2-29
まずは基本的なことからだな…。持ち方から教えないと。
取り敢えず手本として俺が構えているのを見せてみる。
人によって握り方は人それぞれだが、今回は俺のを模倣してもらおう。
その後に夏生に合うものを探したらいい。
「あー、夏生は右利きか? それとも左利き?」
「…よく分からないけど、持ちやすいのは、こっち…」
刀の持ち手というのは大体利き手が上にくる。
左手が上にきているということは夏生は左利きか。

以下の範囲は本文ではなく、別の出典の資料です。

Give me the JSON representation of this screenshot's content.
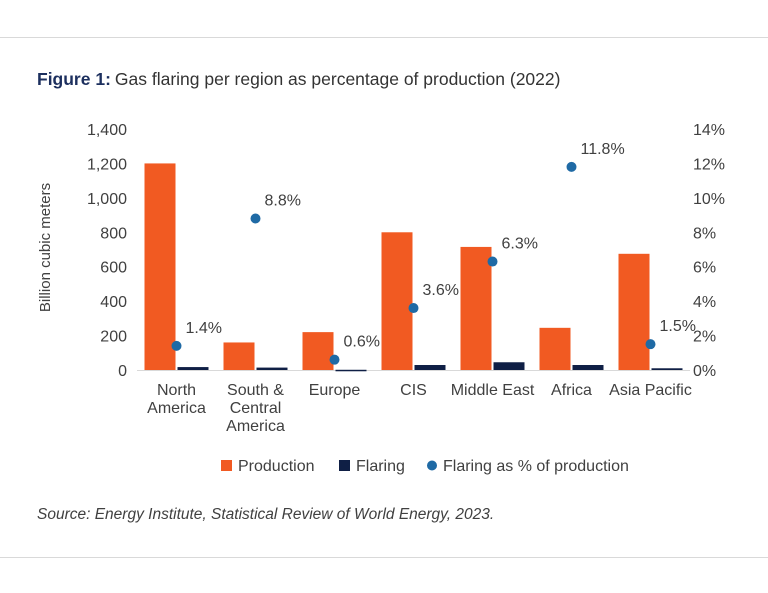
{
  "figure": {
    "label": "Figure 1:",
    "title": "Gas flaring per region as percentage of production (2022)",
    "source": "Source: Energy Institute, Statistical Review of World Energy, 2023."
  },
  "chart_data": {
    "type": "bar",
    "title": "Gas flaring per region as percentage of production (2022)",
    "ylabel": "Billion cubic meters",
    "y2label": "",
    "xlabel": "",
    "categories": [
      [
        "North",
        "America"
      ],
      [
        "South &",
        "Central",
        "America"
      ],
      [
        "Europe"
      ],
      [
        "CIS"
      ],
      [
        "Middle East"
      ],
      [
        "Africa"
      ],
      [
        "Asia Pacific"
      ]
    ],
    "ylim": [
      0,
      1400
    ],
    "yticks": [
      0,
      200,
      400,
      600,
      800,
      1000,
      1200,
      1400
    ],
    "ytick_labels": [
      "0",
      "200",
      "400",
      "600",
      "800",
      "1,000",
      "1,200",
      "1,400"
    ],
    "y2lim": [
      0,
      14
    ],
    "y2ticks": [
      0,
      2,
      4,
      6,
      8,
      10,
      12,
      14
    ],
    "y2tick_labels": [
      "0%",
      "2%",
      "4%",
      "6%",
      "8%",
      "10%",
      "12%",
      "14%"
    ],
    "series": [
      {
        "name": "Production",
        "type": "bar",
        "axis": "left",
        "color": "#f15a22",
        "values": [
          1200,
          160,
          220,
          800,
          715,
          245,
          675
        ]
      },
      {
        "name": "Flaring",
        "type": "bar",
        "axis": "left",
        "color": "#0f1f45",
        "values": [
          17,
          14,
          1.3,
          29,
          45,
          29,
          10
        ]
      },
      {
        "name": "Flaring as % of production",
        "type": "scatter",
        "axis": "right",
        "color": "#1f6aa5",
        "values": [
          1.4,
          8.8,
          0.6,
          3.6,
          6.3,
          11.8,
          1.5
        ],
        "labels": [
          "1.4%",
          "8.8%",
          "0.6%",
          "3.6%",
          "6.3%",
          "11.8%",
          "1.5%"
        ]
      }
    ],
    "grid": false,
    "legend": "bottom-center"
  }
}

結構珍しいな。
普段俺は右手が上なのだが、実は両利きなのですぐに左利き用に持ちかえる。
「おー、結構様になってるな」
「…陽のこと、ずっと見てたから…」
なるほど、俺が刀を構えていたのを見ていたのか。時々俺も鍛練してたからな。
初めて構えを取るにしては、ちゃんとした型になっていた。
足の開き方なんかもまだ教えていないのにほぼ理想的だ。
握っているのが木の棒でなければ、ちゃんとした剣士に見える。
「で、振り方なんだけど…。これは俺の我流になっちゃうけどいいか?」
「ん。陽の格好いいから、それがいい…」
毎回毎回嬉しいこと言ってくるよね、この娘は。将来男を天然で落としていきそうだ。
とはいえ俺がいつもやってるのは言葉で言うのはちょっと難しい。
そもそも、夏生に剣筋が見えるかどうかも微妙だし…。
「取り敢えず手本な。ほいっ」
まず縦に一太刀。そして間髪入れずに『片手』で横に薙ぎ払う。
すぐに両手に持ち換えて、今度は突き。この時、少し刃先を横にずらすのが重要だ。
そしてそのまま下に刀を降り下ろす。
「…基本はこんな感じだな。多対一とかだとまた変わるんだけど…」
「…速すぎて見えなかったです、ししょー…」
ですよねー。ごめんなさい。もっとゆっくりやります。